Devant mes yeux
Plonger dans la nuit, dans ce bain mort du sommeil, et renaître au matin, ton prénom sur mes lèvres, tes yeux près des miens, en pensée.
La passion a ceci de fou, qu’elle n’existe pas en dehors de la douleur. Elle n’a sa place, dirait-on, que dans la tragédie, l’angoisse et le supplice. Moi, je voudrais t’aimer doucement.
Laisse- moi t’aimer… s’il te plaît.
Pierre écrivait ces lignes sur le carnet qu’il traînait avec lui depuis quelques semaines. Il avait trouvé ce moyen là pour calmer ses sentiments, leur donner un lieu raisonnable ou s’exprimer.
Il ne comprenait toujours pas comment tout cela lui était arrivé, à lui, ne pas parvenir à oublier un visage, une voix, toujours se maintenir au plus près du sillage de l’être aimé. Se détester d’être comme cela, en attente, se détester de ne rien oser.
Était-elle heureuse ? Il n’en était même pas certain. Il adorait sa manière de tourner la tête vers lui, de lui tendre des documents, de lui sourire. Il tentait de cacher ce qu’il ressentait pour elle en fuyant, toujours, le plus possible, son regard. A quoi bon ? Elle avait des enfants, son mari appelait chaque midi, et elle semblait si légère, si insouciante. Il aimait attraper du bout des doigts les éclats de soleil que son rire laissait dans son bureau lorsqu’elle passait lui proposer de déjeuner ensemble. Comment détruire ces petits moments de bonheur là par des révélations fracassantes ?
Pierre glissa le carnet dans la boîte à gants de sa voiture, respira bruyamment et s’extraya de son véhicule en soupirant encore, persuadé de vivre cette journée de la même manière qu’il avait vécu la précédente, sans difficultés apparentes mais avec une peine toujours plus lourde à porter le soir venu.

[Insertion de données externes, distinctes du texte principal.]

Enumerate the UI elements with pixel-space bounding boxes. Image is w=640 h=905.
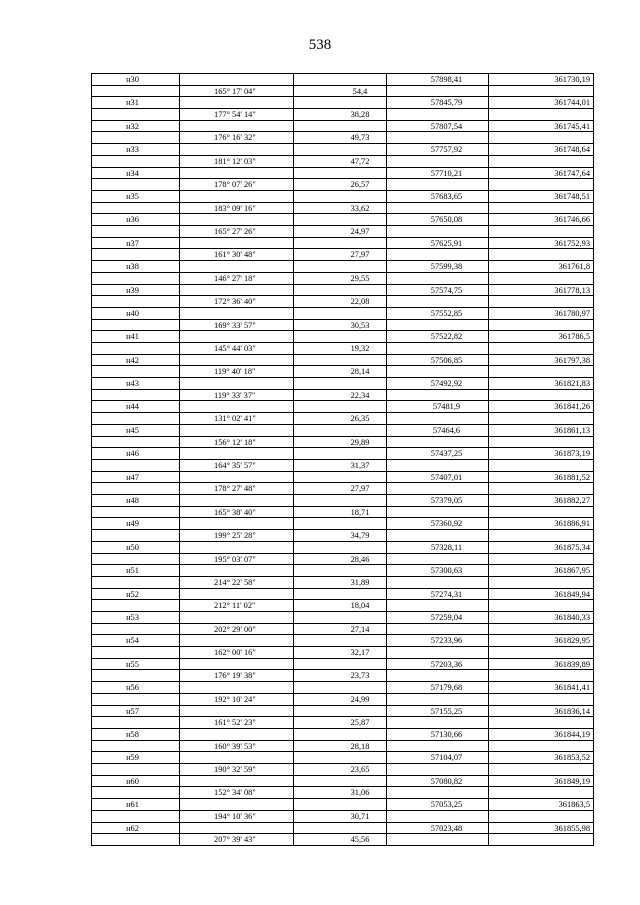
table-row — [91, 191, 594, 214]
coord-x: 57328,11 — [386, 542, 488, 553]
table-row — [91, 401, 594, 424]
coord-y: 361829,95 — [488, 635, 594, 646]
point-id: н41 — [91, 331, 179, 342]
direction-angle: 192° 10' 24" — [179, 694, 293, 706]
coord-y: 361839,89 — [488, 659, 594, 670]
direction-angle: 178° 27' 48" — [179, 483, 293, 495]
direction-angle: 199° 25' 28" — [179, 530, 293, 542]
coord-y: 361747,64 — [488, 168, 594, 179]
coord-x: 57845,79 — [386, 97, 488, 108]
table-row — [91, 823, 594, 846]
table-row — [91, 542, 594, 565]
coord-y: 361886,91 — [488, 518, 594, 529]
direction-angle: 165° 17' 04" — [179, 86, 293, 98]
page-number: 538 — [308, 37, 332, 53]
coord-x: 57379,05 — [386, 495, 488, 506]
table-row — [91, 752, 594, 775]
coord-x: 57023,48 — [386, 823, 488, 834]
coord-y: 361761,8 — [488, 261, 594, 272]
coord-x: 57080,82 — [386, 776, 488, 787]
coord-x: 57155,25 — [386, 706, 488, 717]
point-id: н58 — [91, 729, 179, 740]
coord-y: 361744,01 — [488, 97, 594, 108]
table-row — [91, 425, 594, 448]
table-row — [91, 659, 594, 682]
point-id: н51 — [91, 565, 179, 576]
coord-x: 57599,38 — [386, 261, 488, 272]
table-row — [91, 729, 594, 752]
coord-y: 361849,19 — [488, 776, 594, 787]
coord-y: 361748,64 — [488, 144, 594, 155]
point-id: н42 — [91, 355, 179, 366]
point-id: н39 — [91, 285, 179, 296]
segment-length: 24,99 — [293, 694, 386, 706]
point-id: н53 — [91, 612, 179, 623]
coord-x: 57104,07 — [386, 752, 488, 763]
point-id: н34 — [91, 168, 179, 179]
segment-length: 23,73 — [293, 670, 386, 682]
segment-length: 54,4 — [293, 86, 386, 98]
coord-x: 57053,25 — [386, 799, 488, 810]
table-row — [91, 97, 594, 120]
table-row — [91, 776, 594, 799]
coord-x: 57203,36 — [386, 659, 488, 670]
direction-angle: 194° 10' 36" — [179, 811, 293, 823]
segment-length: 28,46 — [293, 554, 386, 566]
segment-length: 34,79 — [293, 530, 386, 542]
segment-length: 45,56 — [293, 834, 386, 846]
coord-y: 361786,5 — [488, 331, 594, 342]
coord-x: 57625,91 — [386, 238, 488, 249]
coord-y: 361840,33 — [488, 612, 594, 623]
direction-angle: 172° 36' 40" — [179, 296, 293, 308]
table-row — [91, 285, 594, 308]
direction-angle: 190° 32' 59" — [179, 764, 293, 776]
direction-angle: 214° 22' 58" — [179, 577, 293, 589]
table-row — [91, 706, 594, 729]
coord-y: 361849,94 — [488, 589, 594, 600]
table-row — [91, 799, 594, 822]
segment-length: 31,89 — [293, 577, 386, 589]
point-id: н61 — [91, 799, 179, 810]
coord-x: 57710,21 — [386, 168, 488, 179]
coord-y: 361730,19 — [488, 74, 594, 85]
direction-angle: 161° 30' 48" — [179, 249, 293, 261]
table-row — [91, 565, 594, 588]
coord-y: 361821,83 — [488, 378, 594, 389]
point-id: н49 — [91, 518, 179, 529]
direction-angle: 131° 02' 41" — [179, 413, 293, 425]
coord-y: 361841,26 — [488, 401, 594, 412]
coord-x: 57506,85 — [386, 355, 488, 366]
coord-x: 57807,54 — [386, 121, 488, 132]
table-row — [91, 121, 594, 144]
coord-x: 57492,92 — [386, 378, 488, 389]
coord-y: 361881,52 — [488, 472, 594, 483]
segment-length: 31,37 — [293, 460, 386, 472]
point-id: н47 — [91, 472, 179, 483]
table-row — [91, 144, 594, 167]
segment-length: 24,97 — [293, 226, 386, 238]
segment-length: 47,72 — [293, 156, 386, 168]
point-id: н31 — [91, 97, 179, 108]
coord-y: 361780,97 — [488, 308, 594, 319]
point-id: н46 — [91, 448, 179, 459]
table-row — [91, 168, 594, 191]
point-id: н32 — [91, 121, 179, 132]
point-id: н33 — [91, 144, 179, 155]
segment-length: 31,06 — [293, 787, 386, 799]
point-id: н62 — [91, 823, 179, 834]
point-id: н54 — [91, 635, 179, 646]
table-row — [91, 378, 594, 401]
table-row — [91, 331, 594, 354]
point-id: н57 — [91, 706, 179, 717]
coord-y: 361882,27 — [488, 495, 594, 506]
segment-length: 19,32 — [293, 343, 386, 355]
segment-length: 32,17 — [293, 647, 386, 659]
direction-angle: 119° 33' 37" — [179, 390, 293, 402]
segment-length: 27,97 — [293, 249, 386, 261]
direction-angle: 183° 09' 16" — [179, 203, 293, 215]
coord-x: 57650,08 — [386, 214, 488, 225]
direction-angle: 202° 29' 00" — [179, 624, 293, 636]
direction-angle: 156° 12' 18" — [179, 437, 293, 449]
point-id: н38 — [91, 261, 179, 272]
point-id: н45 — [91, 425, 179, 436]
point-id: н36 — [91, 214, 179, 225]
point-id: н44 — [91, 401, 179, 412]
table-row — [91, 682, 594, 705]
segment-length: 27,14 — [293, 624, 386, 636]
coord-x: 57552,85 — [386, 308, 488, 319]
point-id: н52 — [91, 589, 179, 600]
coord-x: 57437,25 — [386, 448, 488, 459]
point-id: н30 — [91, 74, 179, 85]
table-row — [91, 238, 594, 261]
direction-angle: 162° 00' 16" — [179, 647, 293, 659]
direction-angle: 176° 19' 38" — [179, 670, 293, 682]
direction-angle: 176° 16' 32" — [179, 132, 293, 144]
table-row — [91, 635, 594, 658]
table-row — [91, 261, 594, 284]
point-id: н50 — [91, 542, 179, 553]
coord-x: 57259,04 — [386, 612, 488, 623]
coord-y: 361844,19 — [488, 729, 594, 740]
coord-y: 361797,38 — [488, 355, 594, 366]
coord-y: 361836,14 — [488, 706, 594, 717]
point-id: н60 — [91, 776, 179, 787]
segment-length: 26,57 — [293, 179, 386, 191]
table-row — [91, 518, 594, 541]
table-row — [91, 355, 594, 378]
direction-angle: 152° 34' 08" — [179, 787, 293, 799]
segment-length: 29,89 — [293, 437, 386, 449]
direction-angle: 161° 52' 23" — [179, 717, 293, 729]
table-row — [91, 74, 594, 97]
point-id: н43 — [91, 378, 179, 389]
segment-length: 26,35 — [293, 413, 386, 425]
coord-x: 57481,9 — [386, 401, 488, 412]
table-row — [91, 448, 594, 471]
point-id: н48 — [91, 495, 179, 506]
coord-y: 361873,19 — [488, 448, 594, 459]
coord-y: 361875,34 — [488, 542, 594, 553]
coord-y: 361861,13 — [488, 425, 594, 436]
coord-y: 361778,13 — [488, 285, 594, 296]
point-id: н59 — [91, 752, 179, 763]
direction-angle: 169° 33' 57" — [179, 320, 293, 332]
direction-angle: 195° 03' 07" — [179, 554, 293, 566]
segment-length: 30,71 — [293, 811, 386, 823]
coord-x: 57274,31 — [386, 589, 488, 600]
coord-x: 57179,68 — [386, 682, 488, 693]
coord-x: 57360,92 — [386, 518, 488, 529]
segment-length: 27,97 — [293, 483, 386, 495]
point-id: н37 — [91, 238, 179, 249]
coord-y: 361863,5 — [488, 799, 594, 810]
coord-x: 57522,82 — [386, 331, 488, 342]
table-row — [91, 589, 594, 612]
point-id: н40 — [91, 308, 179, 319]
segment-length: 28,14 — [293, 366, 386, 378]
direction-angle: 165° 27' 26" — [179, 226, 293, 238]
segment-length: 22,34 — [293, 390, 386, 402]
direction-angle: 178° 07' 26" — [179, 179, 293, 191]
direction-angle: 145° 44' 03" — [179, 343, 293, 355]
table-row — [91, 612, 594, 635]
direction-angle: 160° 39' 53" — [179, 741, 293, 753]
coord-x: 57898,41 — [386, 74, 488, 85]
segment-length: 29,55 — [293, 273, 386, 285]
coord-y: 361841,41 — [488, 682, 594, 693]
direction-angle: 212° 11' 02" — [179, 600, 293, 612]
coord-y: 361855,98 — [488, 823, 594, 834]
coord-x: 57130,66 — [386, 729, 488, 740]
segment-length: 18,04 — [293, 600, 386, 612]
segment-length: 18,71 — [293, 507, 386, 519]
segment-length: 25,87 — [293, 717, 386, 729]
coord-y: 361748,51 — [488, 191, 594, 202]
direction-angle: 207° 39' 43" — [179, 834, 293, 846]
point-id: н56 — [91, 682, 179, 693]
coord-y: 361853,52 — [488, 752, 594, 763]
coord-x: 57407,01 — [386, 472, 488, 483]
coord-x: 57233,96 — [386, 635, 488, 646]
table-row — [91, 214, 594, 237]
segment-length: 23,65 — [293, 764, 386, 776]
segment-length: 30,53 — [293, 320, 386, 332]
table-row — [91, 495, 594, 518]
segment-length: 22,08 — [293, 296, 386, 308]
coord-x: 57757,92 — [386, 144, 488, 155]
coord-x: 57683,65 — [386, 191, 488, 202]
coord-y: 361745,41 — [488, 121, 594, 132]
segment-length: 33,62 — [293, 203, 386, 215]
segment-length: 38,28 — [293, 109, 386, 121]
table-row — [91, 308, 594, 331]
coord-x: 57574,75 — [386, 285, 488, 296]
direction-angle: 181° 12' 03" — [179, 156, 293, 168]
coord-y: 361867,95 — [488, 565, 594, 576]
point-id: н55 — [91, 659, 179, 670]
coord-y: 361752,93 — [488, 238, 594, 249]
point-id: н35 — [91, 191, 179, 202]
table-row — [91, 472, 594, 495]
direction-angle: 119° 40' 18" — [179, 366, 293, 378]
coord-x: 57300,63 — [386, 565, 488, 576]
segment-length: 28,18 — [293, 741, 386, 753]
coord-x: 57464,6 — [386, 425, 488, 436]
direction-angle: 146° 27' 18" — [179, 273, 293, 285]
segment-length: 49,73 — [293, 132, 386, 144]
direction-angle: 165° 38' 40" — [179, 507, 293, 519]
coordinates-table — [91, 73, 594, 846]
coord-y: 361746,66 — [488, 214, 594, 225]
direction-angle: 177° 54' 14" — [179, 109, 293, 121]
direction-angle: 164° 35' 57" — [179, 460, 293, 472]
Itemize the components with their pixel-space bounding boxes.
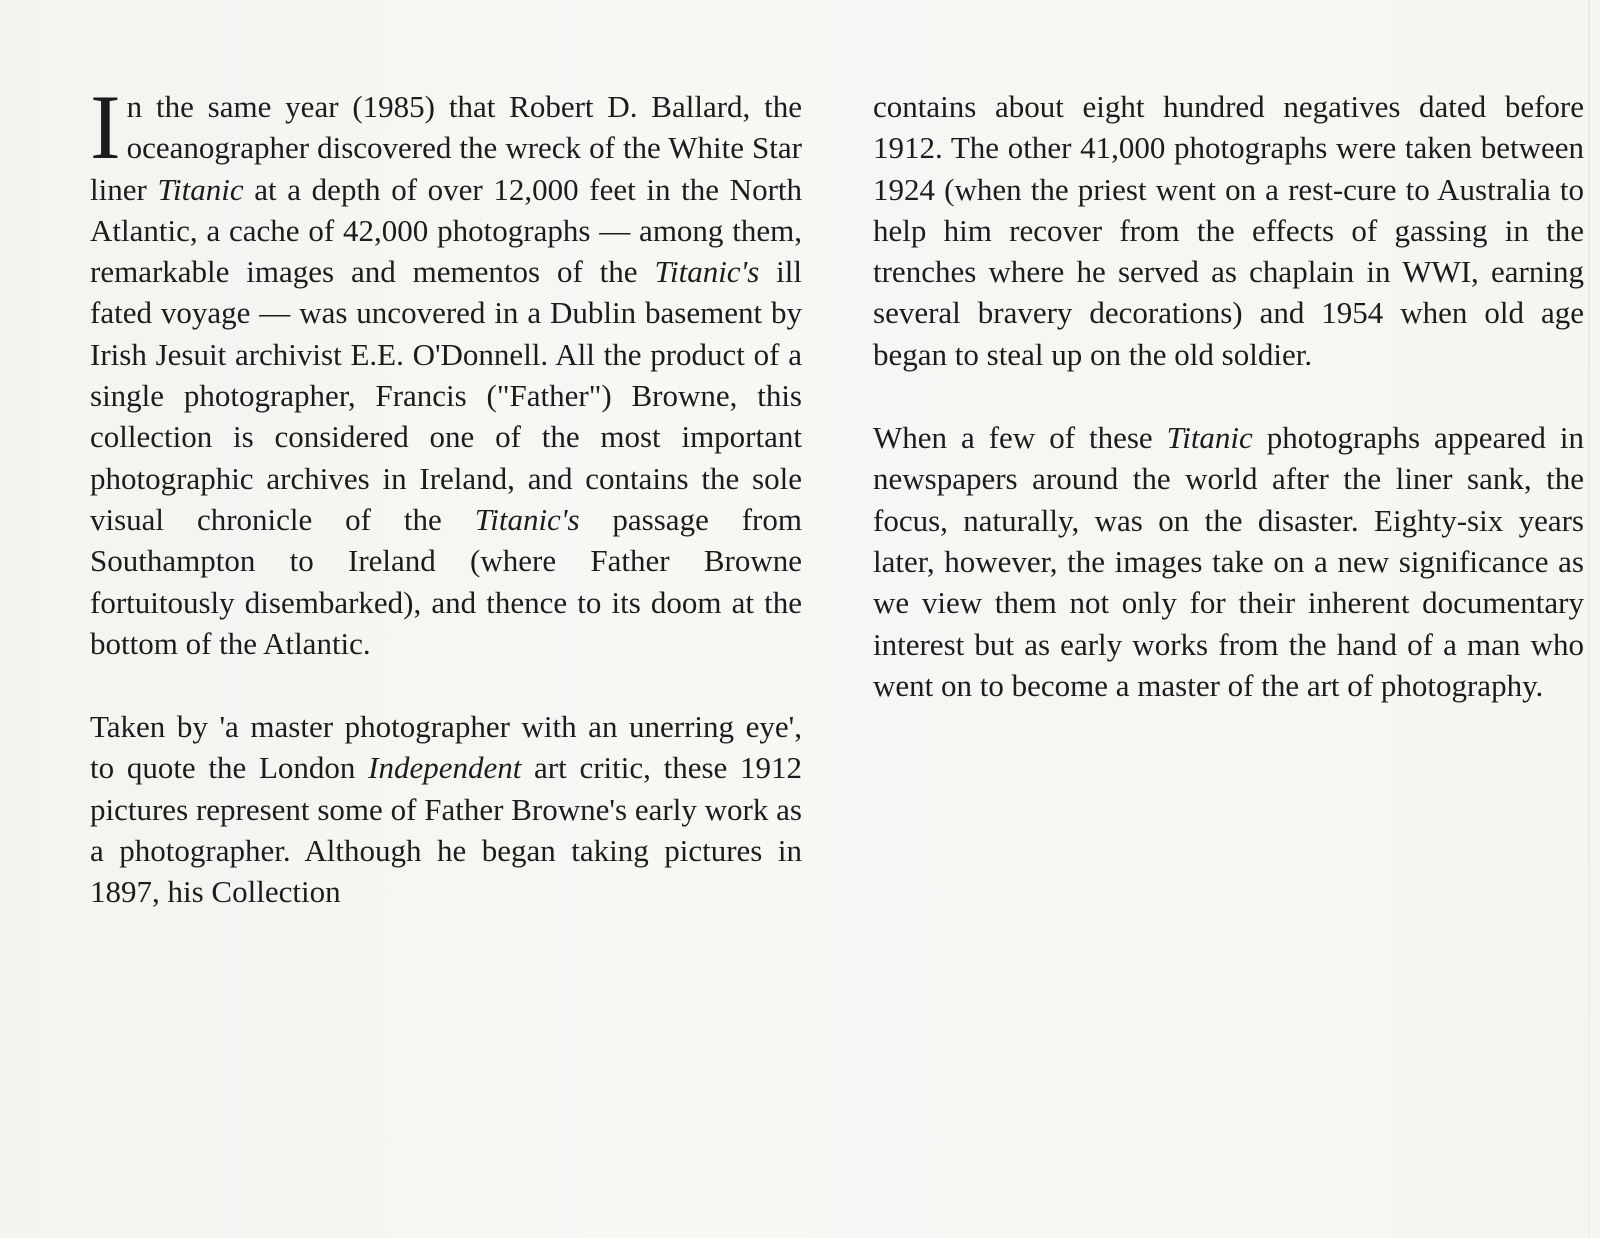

Devrait-il finir par envisager un changement de poste ? Une mutation ? Faudrait-il en arriver là pour réussir à vivre enfin sans ce poids mort en lui ?
Estelle était là, devant lui, ses sandales claquaient dans le couloir.
Il lui prit le bras, légèrement, et elle se retourna, à peine surprise, lui plaquant rapidement un baiser sur chaque joue. Savait-elle ? Se doutait-elle ? Ce moment. Pour rien au monde, il ne l’aurait échangé, avec personne. Ce moment. Chaque jour. Chaque jour, sauf les week-ends et les jours fériés.
Son bureau, ses affaires, ses dossiers. Il arrivait à faire abstraction de la présence d’Estelle à quelques pas de lui en se plongeant dans des chiffres et des tableaux. Il avait cette faculté là, heureusement, de réussir à se plonger dans le travail, comme dans le sommeil, sans réfléchir, une masse.
Mais cette journée n’était pas semblable à toutes les autres, il aurait dû s’en douter.
Il entendit juste de grands cris affreux derrière sa porte fermée - il releva la tête - et puis son cri… à elle.
© Les écrits d'Antigone - 2009
Un écrit largement inspiré de ce film là...ou plutôt "sous effet" de ce film là... Un écrit qui aurait besoin d'une suite, mais je ne sais pas...peut-être pas, comme d'habitude.